Acer’s H9500BD 3D video projector is the most expensive of the three models here, but it has a couple of features the other two lack. Its overall image quality, however, is only on par with projectors in this price range. We’ll leave it up to you to match those considerations to your needs/wants list.
The H9500BD, like Optoma’s HD33, is based on Texas Instrument’s DLP technology. When connected to a PC or Blu-ray 3D player via HDMI, the projector is capable of producing frame-packed 3D video at 1920x1080 resolution at a refresh rate of 24Hz (the same frame rate movies are filmed at). If you want to play games, you’ll need to drop the resolution down to 1280x720, so you can use a 60Hz refresh rate (markedly better for games).

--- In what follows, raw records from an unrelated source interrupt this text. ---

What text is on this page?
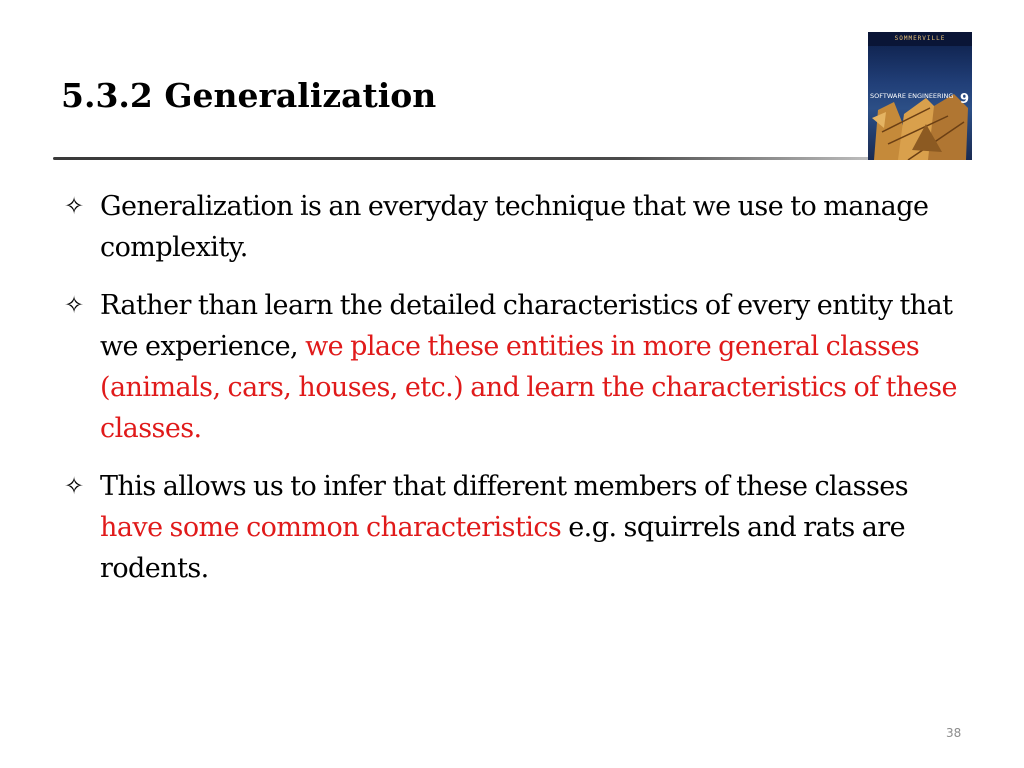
5.3.2 Generalization
SOMMERVILLE
SOFTWARE ENGINEERING 9
✧ Generalization is an everyday technique that we use to manage complexity.
✧ Rather than learn the detailed characteristics of every entity that we experience, we place these entities in more general classes (animals, cars, houses, etc.) and learn the characteristics of these classes.
✧ This allows us to infer that different members of these classes have some common characteristics e.g. squirrels and rats are rodents.
38
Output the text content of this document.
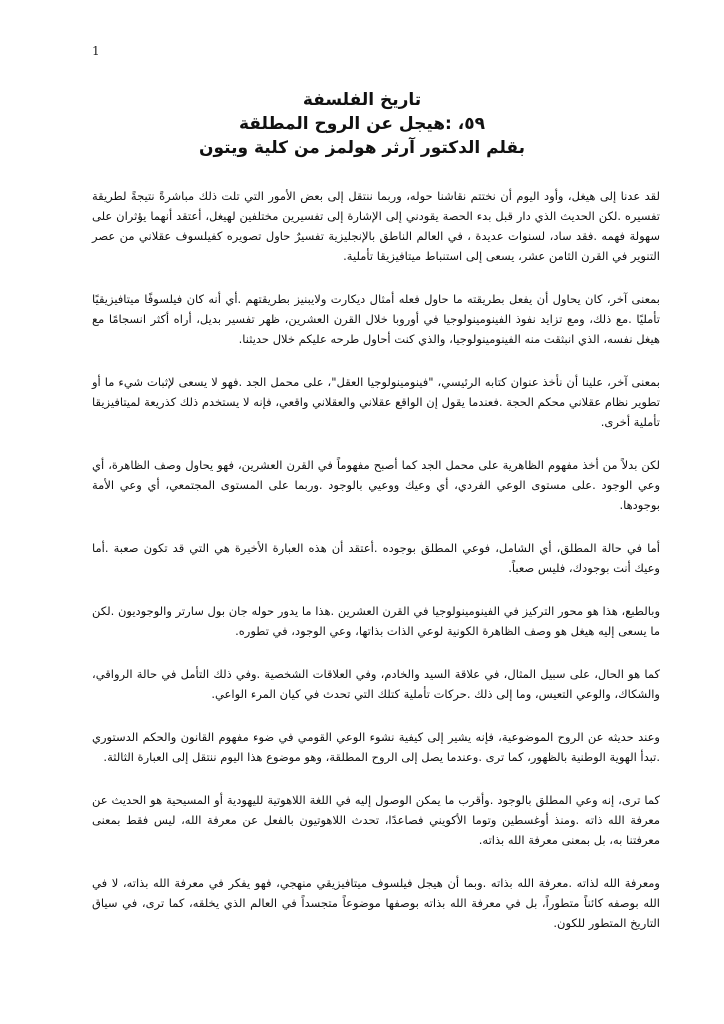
1

تاريخ الفلسفة

٥٩، :هيجل عن الروح المطلقة

بقلم الدكتور آرثر هولمز من كلية ويتون

لقد عدنا إلى هيغل، وأود اليوم أن نختتم نقاشنا حوله، وربما ننتقل إلى بعض الأمور التي تلت ذلك مباشرةً نتيجةً لطريقة تفسيره .لكن الحديث الذي دار قبل بدء الحصة يقودني إلى الإشارة إلى تفسيرين مختلفين لهيغل، أعتقد أنهما يؤثران على سهولة فهمه .فقد ساد، لسنوات عديدة ، في العالم الناطق بالإنجليزية تفسيرٌ حاول تصويره كفيلسوف عقلاني من عصر التنوير في القرن الثامن عشر، يسعى إلى استنباط ميتافيزيقا تأملية.

بمعنى آخر، كان يحاول أن يفعل بطريقته ما حاول فعله أمثال ديكارت ولايبنيز بطريقتهم .أي أنه كان فيلسوفًا ميتافيزيقيًا تأمليًا .مع ذلك، ومع تزايد نفوذ الفينومينولوجيا في أوروبا خلال القرن العشرين، ظهر تفسير بديل، أراه أكثر انسجامًا مع هيغل نفسه، الذي انبثقت منه الفينومينولوجيا، والذي كنت أحاول طرحه عليكم خلال حديثنا.

بمعنى آخر، علينا أن نأخذ عنوان كتابه الرئيسي، "فينومينولوجيا العقل"، على محمل الجد .فهو لا يسعى لإثبات شيء ما أو تطوير نظام عقلاني محكم الحجة .فعندما يقول إن الواقع عقلاني والعقلاني واقعي، فإنه لا يستخدم ذلك كذريعة لميتافيزيقا تأملية أخرى.

لكن بدلاً من أخذ مفهوم الظاهرية على محمل الجد كما أصبح مفهوماً في القرن العشرين، فهو يحاول وصف الظاهرة، أي وعي الوجود .على مستوى الوعي الفردي، أي وعيك ووعيي بالوجود .وربما على المستوى المجتمعي، أي وعي الأمة بوجودها.

أما في حالة المطلق، أي الشامل، فوعي المطلق بوجوده .أعتقد أن هذه العبارة الأخيرة هي التي قد تكون صعبة .أما وعيك أنت بوجودك، فليس صعباً.

وبالطبع، هذا هو محور التركيز في الفينومينولوجيا في القرن العشرين .هذا ما يدور حوله جان بول سارتر والوجوديون .لكن ما يسعى إليه هيغل هو وصف الظاهرة الكونية لوعي الذات بذاتها، وعي الوجود، في تطوره.

كما هو الحال، على سبيل المثال، في علاقة السيد والخادم، وفي العلاقات الشخصية .وفي ذلك التأمل في حالة الرواقي، والشكاك، والوعي التعيس، وما إلى ذلك .حركات تأملية كتلك التي تحدث في كيان المرء الواعي.

وعند حديثه عن الروح الموضوعية، فإنه يشير إلى كيفية نشوء الوعي القومي في ضوء مفهوم القانون والحكم الدستوري .تبدأ الهوية الوطنية بالظهور، كما ترى .وعندما يصل إلى الروح المطلقة، وهو موضوع هذا اليوم ننتقل إلى العبارة الثالثة.

كما ترى، إنه وعي المطلق بالوجود .وأقرب ما يمكن الوصول إليه في اللغة اللاهوتية لليهودية أو المسيحية هو الحديث عن معرفة الله ذاته .ومنذ أوغسطين وتوما الأكويني فصاعدًا، تحدث اللاهوتيون بالفعل عن معرفة الله، ليس فقط بمعنى معرفتنا به، بل بمعنى معرفة الله بذاته.

ومعرفة الله لذاته .معرفة الله بذاته .وبما أن هيجل فيلسوف ميتافيزيقي منهجي، فهو يفكر في معرفة الله بذاته، لا في الله بوصفه كائناً متطوراً، بل في معرفة الله بذاته بوصفها موضوعاً متجسداً في العالم الذي يخلقه، كما ترى، في سياق التاريخ المتطور للكون.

Unless you’ll be the only person watching the projector in 3D mode, though, you should keep in mind that Acer provides only one pair of 3D glasses with the projector; additional pairs of DLP Link 3D glasses cost about $100 each. (Flip over to Lab Notes on page 92 for a longer discussion of what you’ll need to drive any of these projectors with an AMD or Nvidia GPU.)
Acer’s H9500BD uses DLP Link 3D glasses, so there’s no need for an IR or RF emitter to sync the glasses to the projector.

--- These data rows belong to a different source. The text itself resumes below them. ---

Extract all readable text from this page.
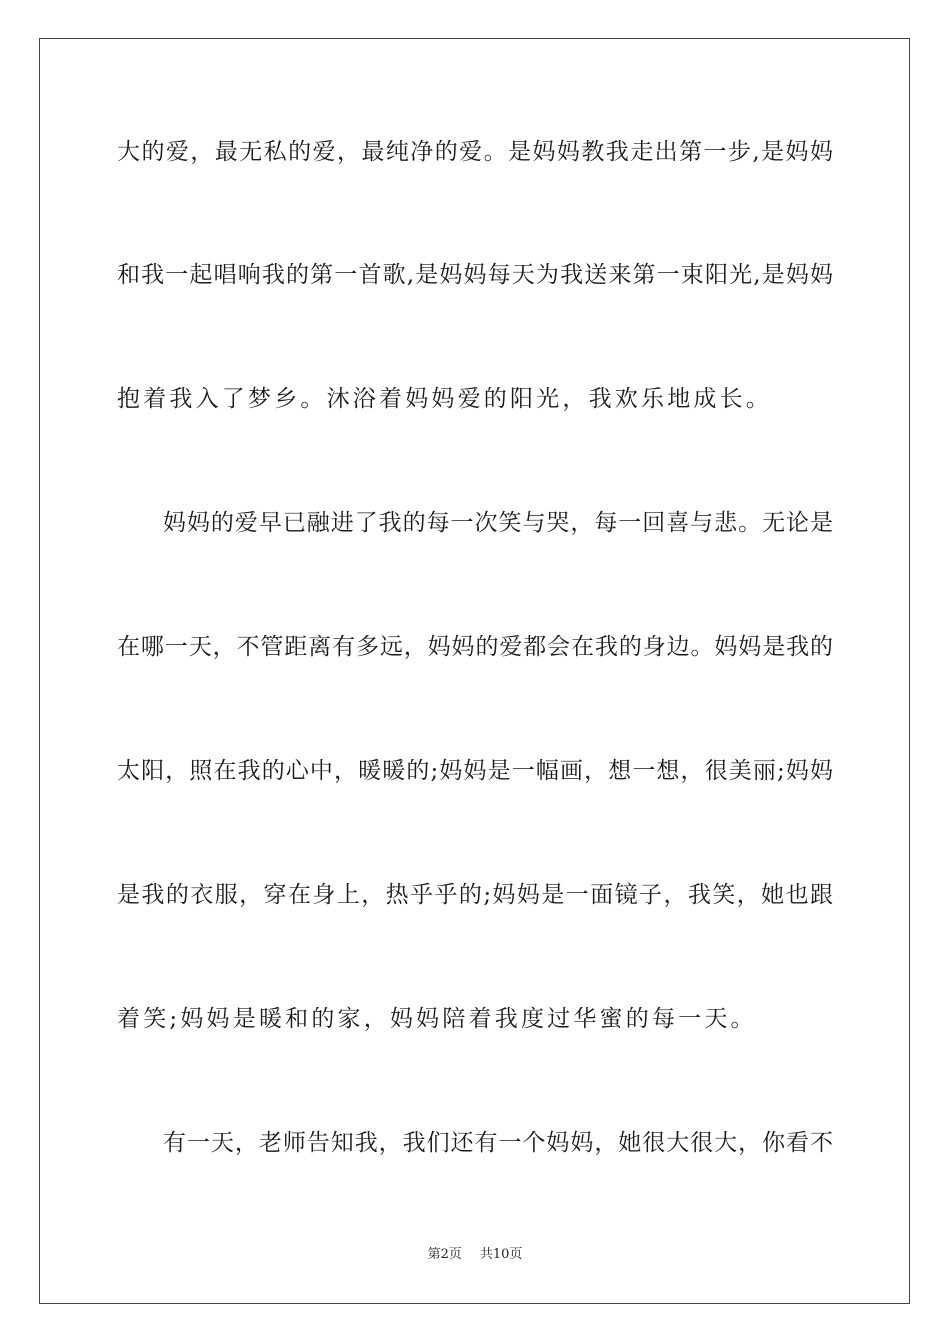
大的爱，最无私的爱，最纯净的爱。是妈妈教我走出第一步,是妈妈
和我一起唱响我的第一首歌,是妈妈每天为我送来第一束阳光,是妈妈
抱着我入了梦乡。沐浴着妈妈爱的阳光，我欢乐地成长。
妈妈的爱早已融进了我的每一次笑与哭，每一回喜与悲。无论是
在哪一天，不管距离有多远，妈妈的爱都会在我的身边。妈妈是我的
太阳，照在我的心中，暖暖的;妈妈是一幅画，想一想，很美丽;妈妈
是我的衣服，穿在身上，热乎乎的;妈妈是一面镜子，我笑，她也跟
着笑;妈妈是暖和的家，妈妈陪着我度过华蜜的每一天。
有一天，老师告知我，我们还有一个妈妈，她很大很大，你看不
第2页 共10页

Lens shift is one high-end feature the H9500BD boasts that the other two projectors lack. The ability to physically move the lens inside the projector housing makes it easier to place the projector—be it on a table or mounted from the ceiling—without the need for keystone adjustments if you can’t align the projector’s lens perfectly with the screen. Keystone adjustments correct distortion at the top, bottom, or sides of the projected image, but they do so by sacrificing resolution and image detail through compression.
The H9500BD turns on TI’s Brilliant Color, a feature integrated into DLP chips to boost brightness, by default. This produces a color palette that video purists will criticize as overemphasized, but we like the effect. Black levels are surprisingly good, too. Acer’s projector is considerably brighter than Optoma’s, but it’s about 10 percent less bright than Epson’s offering. That difference really comes to the fore when you switch to 3D mode.
This projector looks fantastic in both 2D and 3D; but in 3D mode, the tinted lenses block some of the light reflected from the screen even when their shutters are completely open. Each lens then alternates blocking all light 60 times each second. But if you can darken your room and limit your picture size to 100 inches or less, you should be very happy with this projector.
Great picture in both 2D and 3D; lens-shift feature; lots of inputs; nylon tote bag included.
Not as bright as the Epson 3010, especially in 3D mode; only one pair of glasses included.